The Nigerian National Petroleum Corporation (NNPC) said it has directed all its partners and suppliers to bring down their cost to between 30 and 40 per cent to ensure production efficiency.
NNPC’s Group Managing Director, Malam Melem Kyari, made the disclosure when he featured as a guest on a live Television programme on Thursday.
He said the corporation had resolved to cut down its capital expenditure and to ensure it achieved the crude oil production cost reduction of 10 dollars per barrel.
“Our target is to bring down the cost to $10 by the end of 2021. We have insisted on making sure that our partners and all our suppliers cut their costs to at least 30 to 40 percent and that will significantly bring down our costs. It’s very realistic and we are realising that,” he said.

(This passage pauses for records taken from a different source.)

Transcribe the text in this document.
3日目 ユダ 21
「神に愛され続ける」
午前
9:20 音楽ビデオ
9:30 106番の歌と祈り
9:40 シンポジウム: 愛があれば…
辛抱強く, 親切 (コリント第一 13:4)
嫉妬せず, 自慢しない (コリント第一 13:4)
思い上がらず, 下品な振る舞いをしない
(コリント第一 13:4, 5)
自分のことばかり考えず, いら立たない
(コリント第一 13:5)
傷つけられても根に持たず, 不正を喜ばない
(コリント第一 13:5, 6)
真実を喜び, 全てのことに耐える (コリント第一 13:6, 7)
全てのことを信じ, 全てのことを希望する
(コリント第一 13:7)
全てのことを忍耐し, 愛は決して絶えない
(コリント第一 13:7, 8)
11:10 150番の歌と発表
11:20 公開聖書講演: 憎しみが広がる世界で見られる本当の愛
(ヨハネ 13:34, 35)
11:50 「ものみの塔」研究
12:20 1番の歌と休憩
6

He noted that the target of $10 per barrel by 2021 will help the country to remain competitive in the global market.
“If you can’t do this, you walk away, this is not a business of subsidies,” he noted.
Kyari assured the public that the corporation would not witness any job loss to the target, saying, “we will escape this year without job cuts in NNPC”.
“We are reviewing other heavy cost areas that can bring our cost to normality. But I know also that in terms of our partners, many of them are looking at a situation whereby job cuts will be unavoidable.
“But what is informing that much more than the cost, is actually the issue of efficiency that we have seen in the last couple of years,” he said.
On Crude oil sales discount, he said the NNPC had set July as the deadline to end the regime, adding that the corporation was looking at achieving the target either by June 30, or latest by July.
Kyari noted that if oil price settled at the current 42 dollars, it was still till a good business for NNPC and the country.
The NNPC boss said though Nigeria did not fully comply with a pact by oil producers to rein in output to balance markets, it would make additional cuts to make up for the lapses by mid-July.
On whether the NNPC would continue offering discounts on crude oil as the price recovers, Kyari said, “Absolutely not, discount will go away, definitely within the shortest period of time.
“As you know, what we did in the last two months was to close that gap much shorter than what it was, and by the end of either June or July we will see a situation where we can take out that discount because it’s no longer necessary.”